荣太妃没说话。
桂嬷嬷道一声得罪了,将公主强硬地“请”走了。
陛下虽不是太妃所出,待太妃向来敬重,桂嬷嬷在她身边陪了一辈子,并不惧怕这点冒犯。
两人的脚步声走远。
蕙兰背后已被冷汗湿透,想起那些宫人的议论,还不知自己会怎样。她在这里挨罚了,事情传回坤宁宫,还得等着第二顿苦头。
“你是坤宁宫,皇后手底下的人,她素来最重规矩,会将你派去照料淑真,你应当是个稳重的。”
“奴婢该死,愧对皇后娘娘的信任。”
“你为何纵着公主胡闹?万一公主从树上摔下来,摔伤了,你该如何?”
“奴婢该死。”
蕙兰不知该如何回答,太妃那只保养得当的手,却抬起了她的下巴。
“好好回答本宫,一个人该死不该死,自呱呱落地时,就注定有这一遭,本宫说了不算。”
太妃字字沉着的话,灌入她耳朵。
蕙兰对上她的一双眼,那薄薄的眼皮已轻微下垂,眼珠子却不浑浊,有洞明雪亮的神采,像是一阵冷风吹散了她此刻心头的混沌。
太妃问她什么?
为何纵容公主爬树。
“因为公主想爬,奴婢心疼公主。”
“奴婢有个妹妹,也同公主差不多大,觉得公主这不能,那不能,说句大不敬的话,过得还不如宫外小女娘快活。”蕙兰把心一横,说了实话,“阿娘尚在的小主子们,不拘是关起院门来,想怎么爬怎么爬,公主很小就没有了。”

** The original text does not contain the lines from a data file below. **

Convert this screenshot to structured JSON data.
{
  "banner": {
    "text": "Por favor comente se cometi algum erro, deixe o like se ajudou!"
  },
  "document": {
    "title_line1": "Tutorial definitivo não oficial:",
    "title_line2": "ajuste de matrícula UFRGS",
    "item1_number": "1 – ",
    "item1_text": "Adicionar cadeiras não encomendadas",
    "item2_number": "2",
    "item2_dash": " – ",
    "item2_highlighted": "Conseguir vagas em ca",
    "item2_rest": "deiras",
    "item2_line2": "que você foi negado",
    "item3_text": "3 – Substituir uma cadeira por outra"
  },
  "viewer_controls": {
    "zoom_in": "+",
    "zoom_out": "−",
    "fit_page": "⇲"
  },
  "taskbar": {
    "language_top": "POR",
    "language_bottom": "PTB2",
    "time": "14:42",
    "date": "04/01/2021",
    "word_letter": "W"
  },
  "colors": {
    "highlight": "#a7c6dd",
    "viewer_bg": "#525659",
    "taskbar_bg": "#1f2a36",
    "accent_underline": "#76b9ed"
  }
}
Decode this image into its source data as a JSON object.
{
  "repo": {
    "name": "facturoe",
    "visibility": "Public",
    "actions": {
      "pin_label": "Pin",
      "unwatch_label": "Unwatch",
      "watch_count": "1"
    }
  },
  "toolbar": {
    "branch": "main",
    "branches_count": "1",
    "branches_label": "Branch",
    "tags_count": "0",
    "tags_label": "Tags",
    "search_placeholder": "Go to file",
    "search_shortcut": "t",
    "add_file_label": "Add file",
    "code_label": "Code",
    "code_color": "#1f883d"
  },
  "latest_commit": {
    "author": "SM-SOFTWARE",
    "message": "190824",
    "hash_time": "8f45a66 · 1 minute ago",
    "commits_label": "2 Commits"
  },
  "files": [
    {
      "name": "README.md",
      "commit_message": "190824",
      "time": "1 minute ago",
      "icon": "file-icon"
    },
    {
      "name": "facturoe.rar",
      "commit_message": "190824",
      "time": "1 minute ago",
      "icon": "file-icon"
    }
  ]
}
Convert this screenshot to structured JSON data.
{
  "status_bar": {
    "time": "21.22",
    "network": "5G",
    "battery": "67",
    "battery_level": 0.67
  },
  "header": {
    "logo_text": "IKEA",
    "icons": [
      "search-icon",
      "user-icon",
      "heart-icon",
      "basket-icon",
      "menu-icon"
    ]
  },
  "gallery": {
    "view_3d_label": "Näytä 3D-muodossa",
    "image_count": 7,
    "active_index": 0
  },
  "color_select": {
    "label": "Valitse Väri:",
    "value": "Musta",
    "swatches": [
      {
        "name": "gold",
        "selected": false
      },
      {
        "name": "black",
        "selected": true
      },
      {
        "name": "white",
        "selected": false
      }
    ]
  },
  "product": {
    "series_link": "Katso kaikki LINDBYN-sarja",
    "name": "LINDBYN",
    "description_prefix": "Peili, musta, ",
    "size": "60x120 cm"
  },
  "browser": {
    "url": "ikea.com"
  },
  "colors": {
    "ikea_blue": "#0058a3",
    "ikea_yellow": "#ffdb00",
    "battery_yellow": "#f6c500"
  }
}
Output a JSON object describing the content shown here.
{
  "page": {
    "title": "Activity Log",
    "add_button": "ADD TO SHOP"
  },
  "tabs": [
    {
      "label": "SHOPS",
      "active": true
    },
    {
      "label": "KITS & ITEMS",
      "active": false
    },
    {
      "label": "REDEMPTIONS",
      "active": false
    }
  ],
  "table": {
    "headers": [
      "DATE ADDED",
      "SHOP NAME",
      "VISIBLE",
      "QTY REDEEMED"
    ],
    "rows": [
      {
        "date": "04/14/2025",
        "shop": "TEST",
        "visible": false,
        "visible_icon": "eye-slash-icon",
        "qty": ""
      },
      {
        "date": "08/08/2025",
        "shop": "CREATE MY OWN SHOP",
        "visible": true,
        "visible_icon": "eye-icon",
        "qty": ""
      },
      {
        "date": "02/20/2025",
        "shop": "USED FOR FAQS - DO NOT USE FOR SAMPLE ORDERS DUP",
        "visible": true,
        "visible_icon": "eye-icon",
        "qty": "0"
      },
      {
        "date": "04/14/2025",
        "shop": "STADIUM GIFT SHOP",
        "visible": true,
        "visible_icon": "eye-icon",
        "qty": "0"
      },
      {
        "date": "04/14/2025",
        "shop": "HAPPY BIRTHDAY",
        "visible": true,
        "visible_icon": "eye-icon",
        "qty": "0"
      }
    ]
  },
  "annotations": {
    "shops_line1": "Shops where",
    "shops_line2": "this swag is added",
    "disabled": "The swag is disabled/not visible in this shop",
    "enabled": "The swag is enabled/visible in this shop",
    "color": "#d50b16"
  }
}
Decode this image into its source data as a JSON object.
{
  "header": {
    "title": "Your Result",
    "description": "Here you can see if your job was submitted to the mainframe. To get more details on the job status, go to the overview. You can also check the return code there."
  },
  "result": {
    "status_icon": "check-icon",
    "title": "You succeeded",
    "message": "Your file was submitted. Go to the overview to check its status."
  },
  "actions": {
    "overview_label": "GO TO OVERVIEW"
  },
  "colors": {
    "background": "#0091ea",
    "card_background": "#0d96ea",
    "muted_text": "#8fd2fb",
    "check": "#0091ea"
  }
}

蕙兰意识到自己说了怎样放肆的话,心头狂跳,胸臆却觉得痛快。
“若她掉下来了呢?”
“奴婢就在树底下接着,把奴婢压坏了,也摔不着公主。”
荣太妃抬着她下巴的手,转而去握她的手臂,往上一捋,露出她一小截细白的手臂。
蕙兰不解其意,只被那五彩琉璃宝镯的光泽晃了晃眼。
“你要纵着她,就要扶稳她的本事,而不是四处留痕,叫人看一眼就知晓怎么回事。”荣太妃把她衣袖拉回去,被气乐了,摇摇头,“这胳膊,信不信淑真再大一岁,就能把你砸得伤筋动骨。”
蕙兰茫然了一会儿,但她听得懂好赖。
她伏身磕头,“太妃娘娘教训得是,奴婢一定谨记。”
荣太妃一摆衣袖,示意她起来。
“我原先不知,只道淑真养在皇后这里,当个嫡公主,出不了错,没成想,她的性子不像慧妃。这样,你每逢一月,到我寿康宫一趟。”
去寿康宫做什么?
蕙兰不知,却下意识觉得不是坏事,还想着回头劝说公主,多往寿康宫走动。
荣太妃却一眼猜到了她的心思:“本宫喜净,今日所言,休要同她提起,否则……”
蕙兰告退了。
回去后,淑真瞧见她额头一个红印子,猜测了一套酷刑,先红了眼眶,任凭蕙兰如何解释,自己只是被太妃训诫,并没有惩罚,都不相信。
蕙兰心里七上八下等到了十五,去到寿康宫。
荣太妃却只是隔着珠帘,询问了淑真公主的近况。问皇后安排的女先生们,教些什么?胃口怎么样?会不会骑马?与三皇子关系如何?等都听过了,还是那淡淡的一句,“你回去吧。”
太妃可堪倚仗。
不知为何,这是蕙兰走出寿康宫的第一个想法。
她有心仪郎君,早晚是要出宫嫁人的,若是出宫了,淑真公主有太妃照拂,便多了一分安稳。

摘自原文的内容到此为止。